There are aso plans to construct a substantial brewery on the grounds. All that remains of the state school, he said, is the crumbling administration building and a few former residence halls.

Orzechowski said that while he has heard of plans for a walking trail with plaques to be a remembrance, he felt there needs to be something more substantial. He called for a museum on the grounds and for a memorial, a place for archives, and photos and exhibits.

“Many of us worked hard to close the institutions… the redevelopment of those properties is to be expected…and there’s much to be celebrated in the improved lives of our citizens with developmental disabilities,” Orzechowski said. He added that, “Today Wrentham and Hogan provide much-needed services for their residents, and community settings are much more homelike.”

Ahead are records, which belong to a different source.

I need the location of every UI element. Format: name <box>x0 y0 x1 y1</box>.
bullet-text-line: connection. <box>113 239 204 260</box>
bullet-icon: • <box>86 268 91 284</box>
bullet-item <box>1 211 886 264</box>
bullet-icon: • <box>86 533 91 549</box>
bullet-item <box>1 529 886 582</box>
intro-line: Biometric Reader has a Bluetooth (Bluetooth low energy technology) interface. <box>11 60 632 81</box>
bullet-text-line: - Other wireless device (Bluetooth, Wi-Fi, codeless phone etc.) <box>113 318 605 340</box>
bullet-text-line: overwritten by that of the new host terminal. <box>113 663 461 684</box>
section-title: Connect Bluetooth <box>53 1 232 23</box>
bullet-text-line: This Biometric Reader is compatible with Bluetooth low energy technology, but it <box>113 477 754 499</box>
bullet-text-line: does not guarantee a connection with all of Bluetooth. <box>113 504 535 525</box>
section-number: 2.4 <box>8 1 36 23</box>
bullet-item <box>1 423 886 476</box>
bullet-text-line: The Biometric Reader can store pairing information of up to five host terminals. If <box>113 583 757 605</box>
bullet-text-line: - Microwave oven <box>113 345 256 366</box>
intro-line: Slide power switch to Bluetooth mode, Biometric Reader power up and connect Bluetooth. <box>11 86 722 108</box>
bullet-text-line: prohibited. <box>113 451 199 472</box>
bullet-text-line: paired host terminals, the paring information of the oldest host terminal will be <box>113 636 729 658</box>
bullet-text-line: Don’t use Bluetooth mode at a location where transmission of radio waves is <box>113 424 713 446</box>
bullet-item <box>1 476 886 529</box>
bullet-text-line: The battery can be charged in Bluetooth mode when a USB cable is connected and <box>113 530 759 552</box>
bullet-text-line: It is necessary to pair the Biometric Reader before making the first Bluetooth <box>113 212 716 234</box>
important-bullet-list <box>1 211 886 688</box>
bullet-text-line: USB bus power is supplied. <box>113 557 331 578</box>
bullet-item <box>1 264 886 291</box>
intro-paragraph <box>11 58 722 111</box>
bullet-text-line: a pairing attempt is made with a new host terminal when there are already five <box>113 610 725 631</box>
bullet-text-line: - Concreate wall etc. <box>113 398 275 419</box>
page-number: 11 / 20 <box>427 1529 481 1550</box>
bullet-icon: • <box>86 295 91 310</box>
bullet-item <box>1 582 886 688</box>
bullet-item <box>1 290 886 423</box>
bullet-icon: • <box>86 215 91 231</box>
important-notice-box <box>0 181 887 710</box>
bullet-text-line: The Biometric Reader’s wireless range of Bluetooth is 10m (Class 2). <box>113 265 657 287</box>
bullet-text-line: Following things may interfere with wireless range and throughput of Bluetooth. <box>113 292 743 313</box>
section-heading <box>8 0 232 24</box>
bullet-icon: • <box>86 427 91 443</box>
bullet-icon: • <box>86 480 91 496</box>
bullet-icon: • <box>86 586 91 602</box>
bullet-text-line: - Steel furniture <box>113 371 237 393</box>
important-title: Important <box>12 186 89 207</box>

At the same time, Orzechowski said, “there’s an irony here. What happened in the twentieth century at Belchertown, what happened at Monson, Dever, Glavin, Wrentham and Fernald—eugenics, radiation experimentation, day-to-day abuse and neglect—cannot be erased and should not be forgotten.” He added that existing archives involving residents of the state school are scattered and disorganized.

Orzechowski is currently at work on a second book about another Belchertown state school resident named Darlene. He said that when he told her about what is left of the institution, she said, “It’ll be like we were never there, like we never existed.”

 

 

 

  1. Barb Govoni
    March 23, 2019 at 6:18 am

    Most definitely, CONGRATULATIONS!